The family, fearing that Chick was planning to kidnap their son, installed surveillance cameras around their residence. What they didn’t realize was that Chick, using magnetic GPS trackers, was already keeping tabs on both their family vehicles. (Investigators later retrieved the devices after Chick confessed to having secretly installed them.)

Throughout May and June, the driver had begun to allude to a shadowy “they” and “them” in threatening conversations with AC, bus surveillance footage obtained by investigators showed.

“We’re still in this situation, right?” Chick can be heard asking in footage from May 13, according to the complaint. “Have you been worried about it?”

“Yeah,” the boy replied.

Occasionally muffled by the chatter of other students, Chick continued: “Remember our deal? The reason they haven’t gone to that [inaudible] is I’ve been paying $1,000 a week [inaudible] hold them off while I try to figure out what I gotta do.”

In a June 6 conversation, the driver warned the boy that “yesterday, when... you were at your grandmother’s house, we were right across the street.”

“I’m doing everything I can to stop them from doing very bad things,” he added.

In other conversations, Chick gave the boy instructions on how to use the cell phone, pressuring him to use it “in the bathroom” at school, the complaint states.
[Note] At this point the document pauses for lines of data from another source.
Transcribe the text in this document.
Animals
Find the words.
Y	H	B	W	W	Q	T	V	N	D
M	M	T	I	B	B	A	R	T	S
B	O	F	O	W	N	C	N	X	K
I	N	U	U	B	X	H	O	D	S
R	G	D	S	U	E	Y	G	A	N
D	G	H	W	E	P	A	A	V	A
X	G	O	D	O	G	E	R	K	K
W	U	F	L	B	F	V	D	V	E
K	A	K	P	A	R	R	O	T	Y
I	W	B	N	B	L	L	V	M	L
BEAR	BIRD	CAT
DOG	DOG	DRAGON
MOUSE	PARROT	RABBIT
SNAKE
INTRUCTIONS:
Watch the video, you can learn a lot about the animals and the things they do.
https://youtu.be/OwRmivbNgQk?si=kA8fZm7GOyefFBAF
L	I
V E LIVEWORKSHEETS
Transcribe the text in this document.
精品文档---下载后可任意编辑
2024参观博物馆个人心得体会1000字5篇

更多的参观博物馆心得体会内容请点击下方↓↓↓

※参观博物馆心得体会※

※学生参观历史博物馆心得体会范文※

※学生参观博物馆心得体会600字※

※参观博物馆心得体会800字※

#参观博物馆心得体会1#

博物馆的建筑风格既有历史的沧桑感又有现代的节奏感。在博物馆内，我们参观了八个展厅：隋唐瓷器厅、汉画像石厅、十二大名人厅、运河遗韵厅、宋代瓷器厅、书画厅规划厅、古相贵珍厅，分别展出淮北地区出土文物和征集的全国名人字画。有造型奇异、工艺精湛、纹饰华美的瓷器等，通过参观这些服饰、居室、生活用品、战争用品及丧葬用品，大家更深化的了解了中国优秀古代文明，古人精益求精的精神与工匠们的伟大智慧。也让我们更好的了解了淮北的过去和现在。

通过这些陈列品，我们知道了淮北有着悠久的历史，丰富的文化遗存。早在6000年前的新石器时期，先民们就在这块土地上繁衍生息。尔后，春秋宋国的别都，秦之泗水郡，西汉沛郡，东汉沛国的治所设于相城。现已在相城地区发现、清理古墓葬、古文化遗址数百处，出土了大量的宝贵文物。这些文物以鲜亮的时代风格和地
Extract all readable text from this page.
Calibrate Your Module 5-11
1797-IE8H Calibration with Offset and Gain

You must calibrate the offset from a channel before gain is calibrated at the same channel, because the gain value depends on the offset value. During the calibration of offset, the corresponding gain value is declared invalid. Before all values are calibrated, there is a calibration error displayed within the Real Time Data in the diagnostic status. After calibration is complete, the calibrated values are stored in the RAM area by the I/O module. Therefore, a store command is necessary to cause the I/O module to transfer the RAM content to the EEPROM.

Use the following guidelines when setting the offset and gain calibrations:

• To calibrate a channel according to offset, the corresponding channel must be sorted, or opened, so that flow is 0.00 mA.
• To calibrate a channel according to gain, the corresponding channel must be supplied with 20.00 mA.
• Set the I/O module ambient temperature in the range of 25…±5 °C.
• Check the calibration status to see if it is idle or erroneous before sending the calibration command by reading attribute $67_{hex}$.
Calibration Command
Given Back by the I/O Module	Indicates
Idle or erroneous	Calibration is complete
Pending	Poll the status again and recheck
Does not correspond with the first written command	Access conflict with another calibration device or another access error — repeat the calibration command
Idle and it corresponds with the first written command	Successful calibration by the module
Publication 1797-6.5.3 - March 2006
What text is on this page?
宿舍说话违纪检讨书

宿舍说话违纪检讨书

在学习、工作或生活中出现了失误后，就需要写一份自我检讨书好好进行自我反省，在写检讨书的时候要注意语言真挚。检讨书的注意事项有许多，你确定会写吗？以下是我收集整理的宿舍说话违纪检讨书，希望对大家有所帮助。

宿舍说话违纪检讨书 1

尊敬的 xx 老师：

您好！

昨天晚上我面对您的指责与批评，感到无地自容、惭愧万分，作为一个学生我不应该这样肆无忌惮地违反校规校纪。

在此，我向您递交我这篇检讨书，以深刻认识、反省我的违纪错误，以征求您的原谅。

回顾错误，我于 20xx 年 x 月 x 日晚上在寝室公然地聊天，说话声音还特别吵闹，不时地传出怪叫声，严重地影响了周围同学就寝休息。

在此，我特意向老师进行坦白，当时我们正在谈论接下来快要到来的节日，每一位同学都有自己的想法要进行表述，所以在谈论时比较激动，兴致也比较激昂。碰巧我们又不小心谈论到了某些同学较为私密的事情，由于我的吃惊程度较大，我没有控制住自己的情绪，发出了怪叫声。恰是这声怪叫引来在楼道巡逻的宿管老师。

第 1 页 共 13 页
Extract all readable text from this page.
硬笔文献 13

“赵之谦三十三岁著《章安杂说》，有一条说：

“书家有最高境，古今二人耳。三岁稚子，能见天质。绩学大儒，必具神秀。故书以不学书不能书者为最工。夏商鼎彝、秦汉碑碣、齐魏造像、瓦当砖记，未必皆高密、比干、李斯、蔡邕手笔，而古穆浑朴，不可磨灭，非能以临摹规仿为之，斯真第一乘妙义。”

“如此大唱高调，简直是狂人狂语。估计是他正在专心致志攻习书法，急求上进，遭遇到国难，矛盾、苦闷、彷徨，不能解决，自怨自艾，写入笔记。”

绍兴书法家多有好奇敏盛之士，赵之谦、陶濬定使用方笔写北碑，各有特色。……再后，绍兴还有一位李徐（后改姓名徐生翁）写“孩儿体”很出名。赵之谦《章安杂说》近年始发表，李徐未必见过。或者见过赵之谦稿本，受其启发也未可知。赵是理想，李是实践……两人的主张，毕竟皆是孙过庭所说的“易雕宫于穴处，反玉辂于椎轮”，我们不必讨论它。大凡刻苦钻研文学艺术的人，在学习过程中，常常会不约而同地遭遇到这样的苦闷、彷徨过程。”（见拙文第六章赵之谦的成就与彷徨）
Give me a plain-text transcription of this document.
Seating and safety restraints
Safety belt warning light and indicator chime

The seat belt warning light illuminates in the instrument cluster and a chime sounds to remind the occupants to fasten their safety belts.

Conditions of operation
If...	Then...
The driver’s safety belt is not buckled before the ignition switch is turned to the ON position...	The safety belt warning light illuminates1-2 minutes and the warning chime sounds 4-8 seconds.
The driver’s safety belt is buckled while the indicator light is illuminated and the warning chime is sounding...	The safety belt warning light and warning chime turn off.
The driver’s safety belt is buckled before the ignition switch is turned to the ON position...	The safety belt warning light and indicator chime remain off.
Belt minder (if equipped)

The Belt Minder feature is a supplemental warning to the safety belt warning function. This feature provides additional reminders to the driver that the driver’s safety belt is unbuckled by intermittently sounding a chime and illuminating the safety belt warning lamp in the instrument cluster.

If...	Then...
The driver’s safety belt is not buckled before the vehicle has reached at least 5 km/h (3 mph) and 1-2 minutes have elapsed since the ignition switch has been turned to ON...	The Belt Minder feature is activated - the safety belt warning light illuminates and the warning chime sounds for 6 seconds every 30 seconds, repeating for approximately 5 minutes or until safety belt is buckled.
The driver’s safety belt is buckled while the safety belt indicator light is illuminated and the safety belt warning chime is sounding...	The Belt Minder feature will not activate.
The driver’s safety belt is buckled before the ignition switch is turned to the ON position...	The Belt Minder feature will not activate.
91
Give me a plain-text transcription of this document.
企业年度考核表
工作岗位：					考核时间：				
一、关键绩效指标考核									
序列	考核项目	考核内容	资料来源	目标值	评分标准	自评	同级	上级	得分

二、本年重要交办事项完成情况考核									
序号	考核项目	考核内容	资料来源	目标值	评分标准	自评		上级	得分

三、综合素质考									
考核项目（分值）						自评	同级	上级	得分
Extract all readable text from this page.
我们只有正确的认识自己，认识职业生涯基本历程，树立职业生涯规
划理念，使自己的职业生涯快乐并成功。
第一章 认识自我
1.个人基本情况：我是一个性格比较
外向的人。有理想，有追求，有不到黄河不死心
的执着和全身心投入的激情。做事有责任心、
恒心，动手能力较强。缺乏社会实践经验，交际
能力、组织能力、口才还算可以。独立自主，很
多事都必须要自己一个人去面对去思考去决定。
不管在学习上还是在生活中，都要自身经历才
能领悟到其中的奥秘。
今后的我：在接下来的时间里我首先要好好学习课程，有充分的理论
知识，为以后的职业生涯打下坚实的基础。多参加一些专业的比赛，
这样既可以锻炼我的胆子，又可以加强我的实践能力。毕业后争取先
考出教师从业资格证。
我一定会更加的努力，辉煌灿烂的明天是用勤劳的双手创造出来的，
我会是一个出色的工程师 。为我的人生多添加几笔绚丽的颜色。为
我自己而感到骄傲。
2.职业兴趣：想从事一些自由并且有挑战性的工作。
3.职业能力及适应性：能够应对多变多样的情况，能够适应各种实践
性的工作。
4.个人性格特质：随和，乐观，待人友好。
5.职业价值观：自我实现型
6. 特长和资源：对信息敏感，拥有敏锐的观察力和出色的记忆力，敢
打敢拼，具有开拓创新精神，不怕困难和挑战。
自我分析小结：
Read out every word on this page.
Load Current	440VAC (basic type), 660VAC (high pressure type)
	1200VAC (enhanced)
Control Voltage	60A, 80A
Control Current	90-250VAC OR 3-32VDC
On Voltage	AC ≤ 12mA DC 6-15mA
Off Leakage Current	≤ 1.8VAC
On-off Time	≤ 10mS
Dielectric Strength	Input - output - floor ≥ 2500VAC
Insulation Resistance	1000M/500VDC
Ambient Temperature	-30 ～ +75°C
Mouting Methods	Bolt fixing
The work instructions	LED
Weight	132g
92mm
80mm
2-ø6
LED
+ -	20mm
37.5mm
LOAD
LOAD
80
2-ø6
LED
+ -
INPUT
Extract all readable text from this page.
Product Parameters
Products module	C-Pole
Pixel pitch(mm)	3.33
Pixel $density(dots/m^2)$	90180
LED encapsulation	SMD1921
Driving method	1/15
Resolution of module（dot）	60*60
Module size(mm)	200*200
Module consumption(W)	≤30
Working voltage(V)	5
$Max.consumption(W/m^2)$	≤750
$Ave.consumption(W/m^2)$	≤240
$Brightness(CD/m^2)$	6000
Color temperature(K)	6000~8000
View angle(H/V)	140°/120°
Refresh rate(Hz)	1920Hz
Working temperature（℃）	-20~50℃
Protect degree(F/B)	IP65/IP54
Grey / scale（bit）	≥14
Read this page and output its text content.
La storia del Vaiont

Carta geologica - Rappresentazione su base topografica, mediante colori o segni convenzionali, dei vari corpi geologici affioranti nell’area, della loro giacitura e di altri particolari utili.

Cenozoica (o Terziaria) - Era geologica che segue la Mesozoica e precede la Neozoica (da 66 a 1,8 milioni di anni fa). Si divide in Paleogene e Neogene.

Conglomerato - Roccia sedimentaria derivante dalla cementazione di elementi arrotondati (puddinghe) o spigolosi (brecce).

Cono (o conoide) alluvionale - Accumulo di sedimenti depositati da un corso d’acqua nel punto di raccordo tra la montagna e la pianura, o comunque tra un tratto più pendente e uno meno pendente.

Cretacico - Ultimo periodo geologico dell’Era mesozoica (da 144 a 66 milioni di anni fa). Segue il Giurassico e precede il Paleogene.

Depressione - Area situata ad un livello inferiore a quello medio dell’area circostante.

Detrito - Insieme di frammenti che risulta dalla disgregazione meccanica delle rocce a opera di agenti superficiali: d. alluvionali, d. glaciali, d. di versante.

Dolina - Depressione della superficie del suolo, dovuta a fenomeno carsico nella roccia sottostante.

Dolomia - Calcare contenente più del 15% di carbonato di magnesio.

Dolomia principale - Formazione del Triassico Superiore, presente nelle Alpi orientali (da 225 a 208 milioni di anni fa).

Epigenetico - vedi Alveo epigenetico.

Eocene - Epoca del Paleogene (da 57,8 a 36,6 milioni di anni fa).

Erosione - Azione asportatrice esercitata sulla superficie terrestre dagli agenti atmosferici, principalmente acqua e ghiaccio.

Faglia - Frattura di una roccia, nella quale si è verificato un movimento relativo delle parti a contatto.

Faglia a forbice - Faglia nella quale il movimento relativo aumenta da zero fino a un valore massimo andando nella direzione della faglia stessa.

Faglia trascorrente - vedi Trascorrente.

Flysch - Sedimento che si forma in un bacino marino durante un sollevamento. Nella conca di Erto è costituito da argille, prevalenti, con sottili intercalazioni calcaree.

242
On Friday, AC felt brave enough to fill in the gaps for investigators about the driver’s threats, according to court records.

The boy said that Chick had talked about an organization known as “The Team,” which had between eight and 800 members. If “AC did not meet their demands,” the complaint explains, “‘The Team’ would go to ‘Plan B,’ which would result in AC being kidnapped and tortured.”

The Team, the boy claimed Chick told him, liked clothing and underwear.

An Aug. 5 search warrant executed at Chick’s home in Eliot, Maine turned up several disturbing items, including a large Ziplock baggie of children’s underwear, and a note—handwritten as though addressed to AC—that read: “Good job, you were great last night. Thank you. You saved yourself. Would have taken you away on Friday.”

Other notes were found in Chick’s bedroom, according to the complaint, including one with detailed instructions on how to take body selfies, offering the recipient “extra credit” if they recorded a “video of anything you would consider naughty.”

Several printed-out pages were more explicitly threatening. “YOU HAD TOO MANY CHANCES THIS IS NOT WORKING WE ARE DONE FUCKING AROUND,” one warned, “MAKE THIS HAPPEN NOW OR THE KID DISAPPEARS.”

“TODAY IS THE DAY YOU HAVE HAD FAR TOO MANY CHANCES,” another read in part. “SAY GOODBYE. WE ARE DOING THIS. DO NOT RUN. DO NOT HIDE. WE KNOW WHERE TO GET YOU.”

That Friday night, Chick arrived at the residence as officers were executing the warrant. Standing out on his front lawn, he told investigators that he had visited AC’s home at night between six and 10 times over the past few months, just to walk around the house. He was arrested soon after.

The bus driver has been ordered to remain in custody pending a detention hearing later this month.